Tafsir Al-Qur'an Surah Ya Sin Ayat 75

Tafsir Al-Qur'an Surah Ya Sin Ayat 75

بِسْمِ اللَّهِ الرَّحْمَٰنِ الرَّحِيمِ


لَا يَسْتَطِيْعُوْنَ نَصْرَهُمْۙ وَهُمْ لَهُمْ جُنْدٌ مُّحْضَرُوْنَ ﴿٧٥

lā yastaṭī'ụna naṣrahum wa hum lahum jundum muḥḍarụn

Mereka (sesembahan) itu tidak dapat menolong mereka; padahal mereka itu menjadi tentara yang disiapkan untuk menjaga (sesembahan) itu.


Tafsir Ibnu Katsir

Tafsir Surah Ya Sin Ayat: 75
Allahﷻ berfirman:

لَا يَسْتَطِيْعُوْنَ نَصْرَهُمْ
( Berhala-berhala itu tidak dapat menolong mereka. ) (Ya Sin, 36:75)
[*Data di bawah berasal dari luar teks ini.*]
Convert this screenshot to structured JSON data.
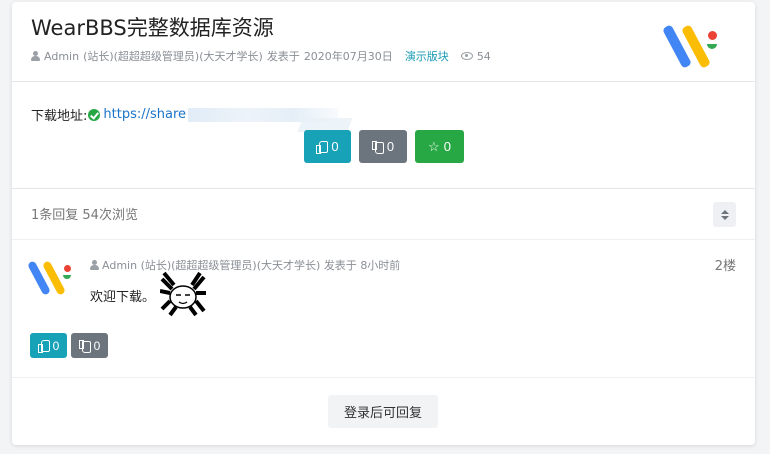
{
  "post": {
    "title": "WearBBS完整数据库资源",
    "author": "Admin",
    "author_role": "(站长)(超超超级管理员)(大天才学长)",
    "posted_label": "发表于",
    "posted_date": "2020年07月30日",
    "category": "演示版块",
    "views": "54"
  },
  "body": {
    "download_label": "下载地址:",
    "download_link": "https://share"
  },
  "votes": {
    "like_count": "0",
    "dislike_count": "0",
    "star_count": "0"
  },
  "summary": {
    "text": "1条回复 54次浏览"
  },
  "reply": {
    "author": "Admin",
    "author_role": "(站长)(超超超级管理员)(大天才学长)",
    "posted_label": "发表于",
    "posted_time": "8小时前",
    "floor": "2楼",
    "content": "欢迎下载。",
    "like_count": "0",
    "dislike_count": "0"
  },
  "footer": {
    "login_reply_label": "登录后可回复"
  },
  "colors": {
    "logo_blue": "#4285f4",
    "logo_yellow": "#fbbc04",
    "logo_red": "#ea4335",
    "logo_green": "#34a853",
    "btn_info": "#17a2b8",
    "btn_gray": "#6c757d",
    "btn_green": "#28a745"
  },
  "icons": [
    "user-icon",
    "eye-icon",
    "check-icon",
    "thumbs-up-icon",
    "thumbs-down-icon",
    "star-icon",
    "sort-icon"
  ]
}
Yakni sembahan-sembahan mereka yang selain Allah itu tidak dapat menolong mereka yang menyembahnya, bahkan berhala-berhala itu lebih lemah, lebih hina, lebih rendah, dan lebih kecil; bahkan untuk membela dirinya sendiri dari orang yang bertujuan jahat terhadap dirinya pun tidak mampu. Karena berhala-berhala itu benda mati, tidak dapat mendengar dan tidak dapat berpikir.

*******
Firman Allahﷻ:

وَهُمْ لَهُمْ جُنْدٌ مُّحْضَرُوْنَ
( padahal berhala-berhala itu menjadi tentara yang disiapkan untuk menjaga mereka. ) (Ya Sin, 36:75)
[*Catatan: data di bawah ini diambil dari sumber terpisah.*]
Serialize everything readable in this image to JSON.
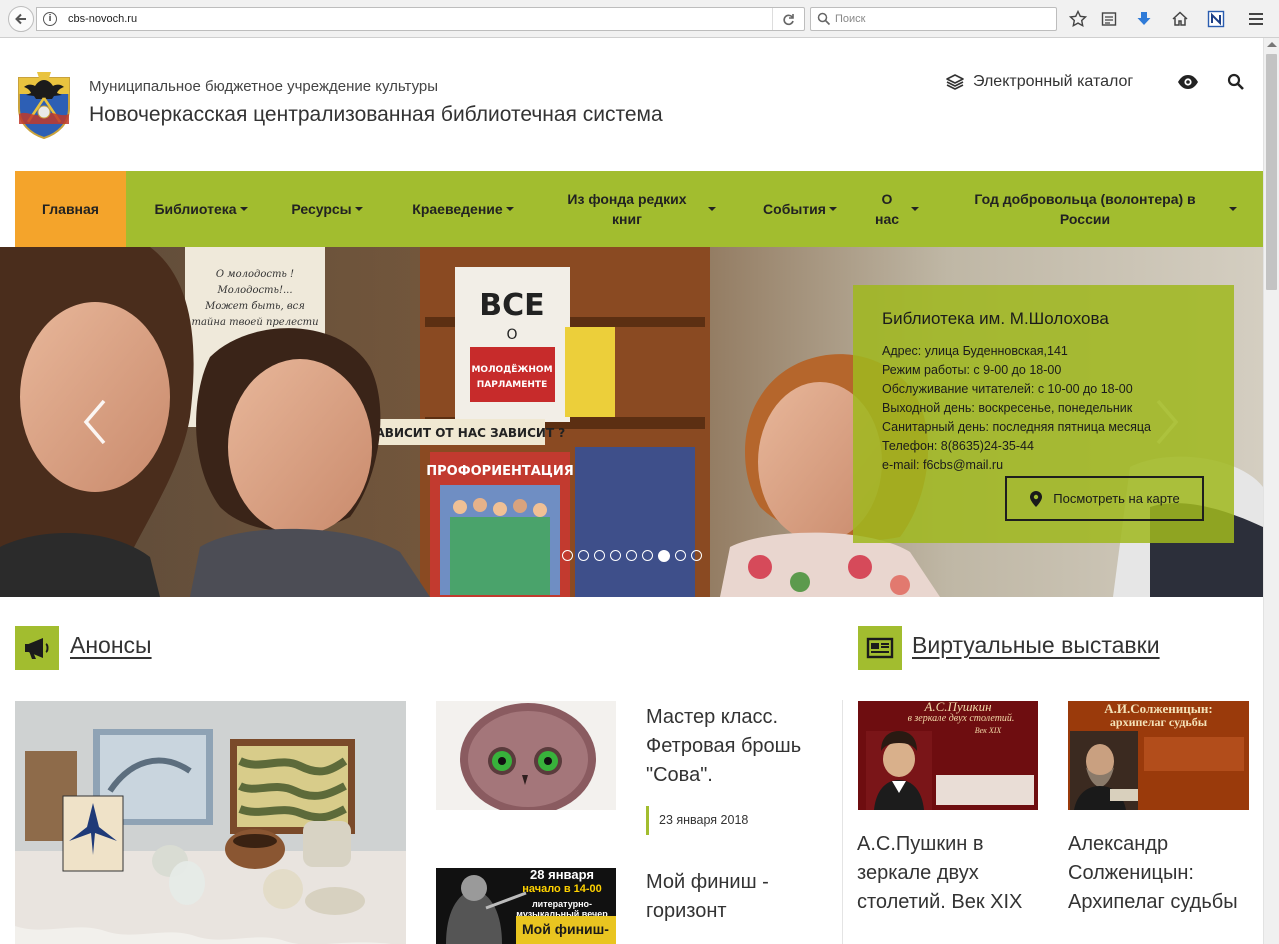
{
  "browser": {
    "url": "cbs-novoch.ru",
    "search_placeholder": "Поиск"
  },
  "header": {
    "subtitle": "Муниципальное бюджетное учреждение культуры",
    "title": "Новочеркасская централизованная библиотечная система",
    "ecatalog_label": "Электронный каталог"
  },
  "nav": {
    "items": [
      {
        "label": "Главная"
      },
      {
        "label": "Библиотека"
      },
      {
        "label": "Ресурсы"
      },
      {
        "label": "Краеведение"
      },
      {
        "label": "Из фонда редких книг"
      },
      {
        "label": "События"
      },
      {
        "label": "О нас"
      },
      {
        "label": "Год добровольца (волонтера) в России"
      }
    ]
  },
  "slider": {
    "poster_top": "О молодость ! Молодость!... Может быть, вся тайна твоей прелести состоит не в возможности всё сделать...",
    "poster_center": "ВСЕ О МОЛОДЁЖНОМ ПАРЛАМЕНТЕ",
    "shelf_banner": "ЧТО ЗАВИСИТ ОТ НАС ЗАВИСИТ ?",
    "poster_bottom": "ПРОФОРИЕНТАЦИЯ",
    "slide_count": 9,
    "active_index": 6,
    "info": {
      "title": "Библиотека им. М.Шолохова",
      "address": "Адрес: улица Буденновская,141",
      "hours": "Режим работы: с 9-00 до 18-00",
      "service": "Обслуживание читателей: с 10-00 до 18-00",
      "days_off": "Выходной день: воскресенье, понедельник",
      "sanitary": "Санитарный день: последняя пятница месяца",
      "phone": "Телефон: 8(8635)24-35-44",
      "email": "e-mail: f6cbs@mail.ru",
      "map_button": "Посмотреть на карте"
    }
  },
  "announcements": {
    "heading": "Анонсы",
    "items": [
      {
        "title": "Мастер класс. Фетровая брошь \"Сова\".",
        "date": "23 января 2018"
      },
      {
        "title": "Мой финиш - горизонт",
        "poster_date": "28 января",
        "poster_time": "начало в 14-00",
        "poster_type": "литературно-музыкальный вечер",
        "poster_name": "Мой финиш-"
      }
    ]
  },
  "virtual": {
    "heading": "Виртуальные выставки",
    "items": [
      {
        "title": "А.С.Пушкин в зеркале двух столетий. Век XIX",
        "cover_name": "А.С.Пушкин",
        "cover_sub": "в зеркале двух столетий.",
        "cover_era": "Век XIX"
      },
      {
        "title": "Александр Солженицын: Архипелаг судьбы",
        "cover_name": "А.И.Солженицын:",
        "cover_sub": "архипелаг судьбы"
      }
    ]
  },
  "colors": {
    "brand_green": "#a2bd2f",
    "active_orange": "#f4a42b"
  }
}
*Mujahid mengatakan bahwa makna yang dimaksud ialah 'di hari penghisaban amal perbuatan, Allah bermaksud menghimpun semua berhala itu kelak di hari kiamat, semuanya dihadirkan saat dilakukan penghisaban terhadap para pengabdinya'. Yang sudah barang tentu hal tersebut dimaksudkan untuk memperberat kesedihan mereka dan merupakan bukti yang lebih akurat menunjukkan kesalahan mereka (yang menyembahnya).

*Qatadah mengatakan sehubungan dengan makna firman-Nya: ( Berhala-berhala itu tidak dapat menolong mereka. ) (Ya Sin, 36:75) Yakni sembahan-sembahan mereka itu tidak dapat membantu mereka. ( padahal berhala-berhala itu menjadi tentara yang disiapkan untuk menjaga mereka. ) (Ya Sin, 36:75) Orang-orang musyrik semasa di dunia mereka marah demi berhala-berhala sesembahan mereka. Padahal berhala-berhala itu tidak dapat mendatangkan suatu kebaikan pun bagi mereka, tidak dapat pula menolak suatu keburukan pun dari mereka, karena sesungguhnya berhala-berhala itu adalah patung-patung belaka.

*Hal yang sama telah dikatakan oleh Al-Hasan Al-Basri; pendapat ini baik dan dipilih oleh Ibnu Jarir.